Date de la décision :

23 juillet 2020

Objet :

Expulsion vers la Mauritanie

Question(s) de procédure :

Griefs insuffisamment étayés ; incompatibilité ratione materiae avec les dispositions du Pacte

Question(s) de fond :

Peine ou traitement cruel, inhumain ou dégradant ; recours utile

Article(s) du Pacte :

2, 6 et 7

Article(s) du Protocole facultatif :

2, 3 et 5 (par. 2 b))

L’auteure de la communication est L. M. A., née en 1986, de nationalité mauritanienne. Elle soumet la communication en son nom et au nom de son fils mineur, C. C., né en 2014, de nationalité canadienne. L’auteure s’est vu refuser l’asile au Canada et a reçu l’ordre de quitter le pays le 30 mars 2017. Elle soutient que son renvoi avec son fils vers la Mauritanie constituerait une violation de leurs droits au titre des articles 6 et 7 du Pacte, ainsi que de l’article 2 lu conjointement avec l’article 6 du Pacte. L’auteure et son fils sont représentés par un conseil, Myriam Roy L’Ecuyer, de l’Étude légale Stewart Istvanffy.

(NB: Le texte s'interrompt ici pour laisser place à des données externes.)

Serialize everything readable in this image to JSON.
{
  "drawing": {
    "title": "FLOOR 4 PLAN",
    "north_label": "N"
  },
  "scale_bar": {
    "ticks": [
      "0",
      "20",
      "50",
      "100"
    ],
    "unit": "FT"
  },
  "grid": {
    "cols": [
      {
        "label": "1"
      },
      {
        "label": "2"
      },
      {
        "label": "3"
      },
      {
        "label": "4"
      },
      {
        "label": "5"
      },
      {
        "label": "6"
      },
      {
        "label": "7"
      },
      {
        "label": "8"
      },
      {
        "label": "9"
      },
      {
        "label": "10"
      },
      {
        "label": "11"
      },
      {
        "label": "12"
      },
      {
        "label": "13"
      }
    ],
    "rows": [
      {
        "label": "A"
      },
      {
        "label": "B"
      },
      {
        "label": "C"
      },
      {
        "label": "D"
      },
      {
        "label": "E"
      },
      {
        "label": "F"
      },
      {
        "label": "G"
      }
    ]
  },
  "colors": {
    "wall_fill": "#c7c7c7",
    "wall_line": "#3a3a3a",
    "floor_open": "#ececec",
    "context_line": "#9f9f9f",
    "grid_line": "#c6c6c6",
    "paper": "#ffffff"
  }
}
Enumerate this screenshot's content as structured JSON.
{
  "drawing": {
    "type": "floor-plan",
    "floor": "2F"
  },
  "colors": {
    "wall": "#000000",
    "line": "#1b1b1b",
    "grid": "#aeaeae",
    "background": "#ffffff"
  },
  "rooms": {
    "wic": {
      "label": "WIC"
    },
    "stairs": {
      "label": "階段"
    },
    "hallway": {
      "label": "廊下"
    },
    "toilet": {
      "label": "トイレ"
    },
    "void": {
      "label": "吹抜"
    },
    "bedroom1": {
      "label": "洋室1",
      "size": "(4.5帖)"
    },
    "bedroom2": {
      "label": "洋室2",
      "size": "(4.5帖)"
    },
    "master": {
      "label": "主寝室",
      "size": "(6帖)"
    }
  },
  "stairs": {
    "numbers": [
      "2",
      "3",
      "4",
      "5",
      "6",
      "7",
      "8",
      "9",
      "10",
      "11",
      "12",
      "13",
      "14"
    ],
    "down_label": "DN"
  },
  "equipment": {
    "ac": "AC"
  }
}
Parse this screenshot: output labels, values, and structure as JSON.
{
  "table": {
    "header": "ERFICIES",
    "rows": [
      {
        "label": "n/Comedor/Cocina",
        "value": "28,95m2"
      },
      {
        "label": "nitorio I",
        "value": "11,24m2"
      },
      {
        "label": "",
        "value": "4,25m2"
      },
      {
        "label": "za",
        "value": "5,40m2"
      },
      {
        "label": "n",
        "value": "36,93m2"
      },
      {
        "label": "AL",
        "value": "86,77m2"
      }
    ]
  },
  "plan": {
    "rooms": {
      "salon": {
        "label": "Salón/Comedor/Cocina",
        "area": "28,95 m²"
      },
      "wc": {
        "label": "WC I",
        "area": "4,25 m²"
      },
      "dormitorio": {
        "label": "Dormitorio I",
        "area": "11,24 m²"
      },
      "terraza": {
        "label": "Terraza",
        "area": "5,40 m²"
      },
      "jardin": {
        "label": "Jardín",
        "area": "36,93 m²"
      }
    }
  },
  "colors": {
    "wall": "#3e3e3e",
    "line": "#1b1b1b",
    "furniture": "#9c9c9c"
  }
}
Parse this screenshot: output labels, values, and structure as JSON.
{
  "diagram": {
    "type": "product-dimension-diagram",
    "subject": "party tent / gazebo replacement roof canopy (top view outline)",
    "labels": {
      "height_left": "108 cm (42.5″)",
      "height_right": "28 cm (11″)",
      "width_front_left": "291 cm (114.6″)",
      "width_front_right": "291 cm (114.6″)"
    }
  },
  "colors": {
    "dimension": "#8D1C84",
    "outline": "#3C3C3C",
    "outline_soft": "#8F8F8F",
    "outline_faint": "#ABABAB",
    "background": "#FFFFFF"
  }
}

Le 30 mars 2017, en application de l’article 94 de son règlement intérieur, le Comité, agissant par l’intermédiaire du Rapporteur spécial chargé des nouvelles communications et des mesures provisoires, a décidé d’accéder à la demande de mesures provisoires formulée par l’auteure et a prié l’État partie de ne pas l’expulser vers la Mauritanie tant que la communication serait en cours d’examen devant le Comité.

Le 29 septembre 2017 et le 3 janvier 2018, l’État partie a demandé au Comité de lever les mesures provisoires octroyées en faveur de l’auteure. Le 15 février 2019, le Comité, agissant par l’intermédiaire du Rapporteur spécial chargé des nouvelles communications et des mesures provisoires, a décidé de faire droit à la demande de l’État partie en levant les mesures provisoires octroyées.

Rappel des faits présentés par l’auteure

2.1L’auteure appartient à la tribu Oulad Bessba, une tribu maure jouissant d’un statut supérieur dans la société mauritanienne. En 2009, elle a rencontré son futur époux, A. C. C., descendant de la tribu d’esclaves des Haratines, aujourd’hui considérée comme affranchie sur le plan légal, mais qui continue de subir une discrimination raciale et sociale. A. C. C. s’est impliqué dans la lutte contre la discrimination depuis 1998 et a créé en 2008 une association nommée SOS esclaves. Son activisme lui a valu des arrestations arbitraires, des détentions et des actes de torture. L’auteure souligne qu’aujourd’hui encore, il est dangereux pour les militants de s’exprimer publiquement au sujet des discriminations en Mauritanie. L’auteure et A. C. C. se sont rencontrés grâce à leur intérêt commun pour la lutte contre les inégalités et ont décidé de se fréquenter secrètement.

2.2En février 2011, alors que l’auteure est enceinte, le couple se marie, sans le consentement de la famille de l’auteure. Lorsque cette dernière découvre leur union, l’auteure est séquestrée, battue et forcée au jeûne par ses frères, ce qui entraîne une fausse couche. Son époux est pourchassé et se voit contraint de quitter le pays ; il se réfugie alors aux États-Unis d’Amérique.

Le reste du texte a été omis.